Managing Risk in a Cloud implementation

9/1/2011

By Keith A. Ferguson, CISA, CISSP, CRISC

Cloud computing is a similar concept to the old mainframe days where multiple terminals were connected to a massive central computer through a private wide area network with dedicated lines. Cloud computing uses the concept of connecting users through the internet to allow users the ability to access technology enabled resources and services from anywhere in the world.

Currently there are three cloud computing service models. There is Software as a Service (SaaS) where an application is hosted by a cloud service provider (CSP) and made available across the Internet. The second model is an Infrastructure as a Service (IaaS). This is where a vendor uses the cloud to provide access to hardware, such as a SAN, servers, networks, applications, services and other technical resources. The third model is a Platform as a Service (PaaS), where a cloud vendor provides application development and the required underlying infrastructure.

Some opportunities with cloud computing include long term savings in information technology costs, the ability to pay for only the service models your organization needs, reducing the overall costs to manage your IT infrastructure, pursuing new business opportunities, and improving business permanence. Before your organization begins to travel down the road to cloud computing you should identify your organizations business objectives and the risks associated with using the cloud. You should identify what services may provide the most benefits and decide on what types of data your organizations willing to trust having on the cloud.

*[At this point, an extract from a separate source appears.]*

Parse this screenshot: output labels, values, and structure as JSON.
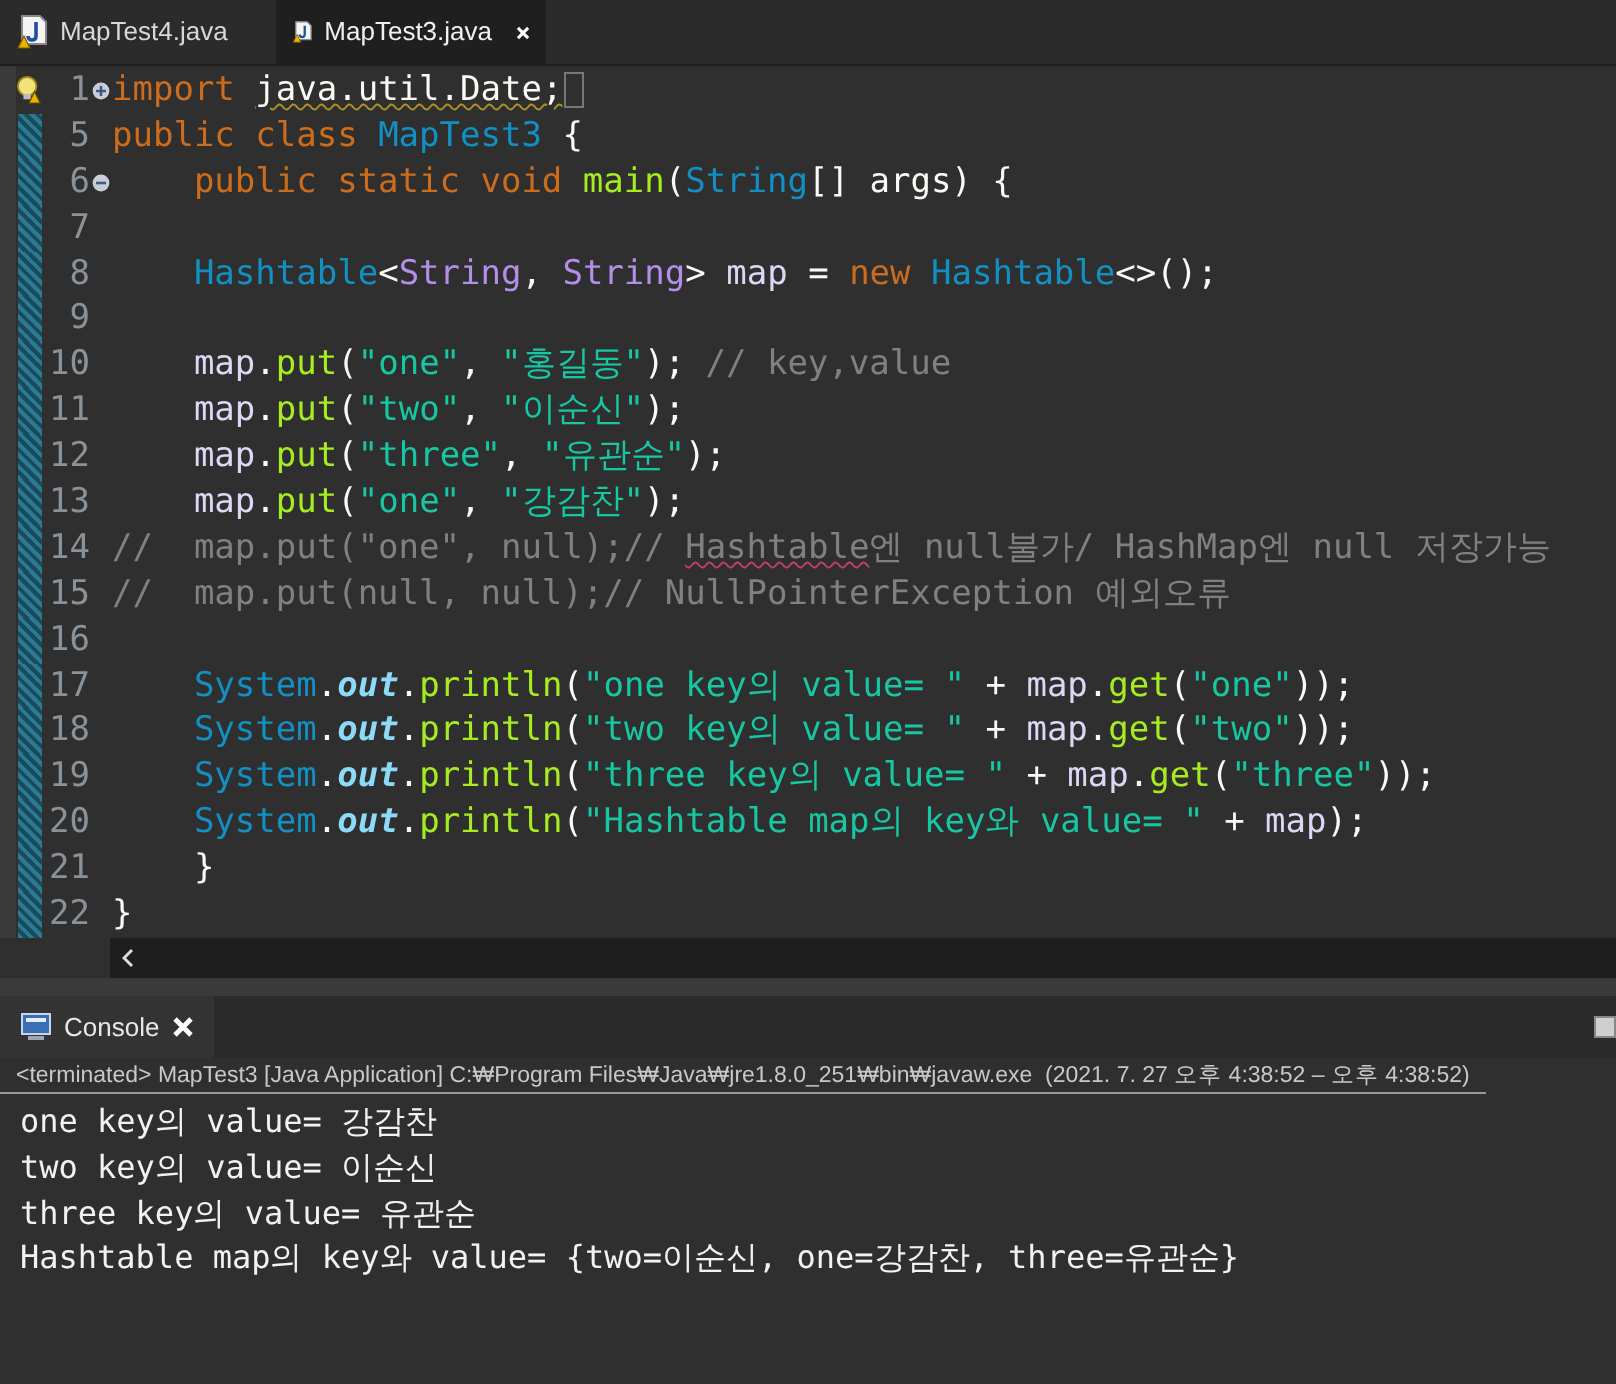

Security concerns, privacy issues and complexity are the biggest barriers to cloud acceptance and implementation. Some of these concerns include:

• How is the organization’s data protected?
• What are the access controls that restrict access to the data?
• Is the service always available or will there be unexpected or unreasonable downtime?
• Are there confidentiality risks?
• Is the security that surrounds the applications robust enough?
• How are potential vulnerabilities in the system and network managed?
• Does the CSP have the ability to recover data in case of a disaster? Is the disaster recovery plan sufficient?

Before implementing a cloud solution, you should identify a business strategy and analyze the benefits of using the cloud. Security concerns that exist in a cloud computing environment should be identified, and the controls that help remediate those concerns should be put into practice prior to a cloud implementation. Your CSP should work with your organization to make sure your organization’s security requirements are inclusive of theirs.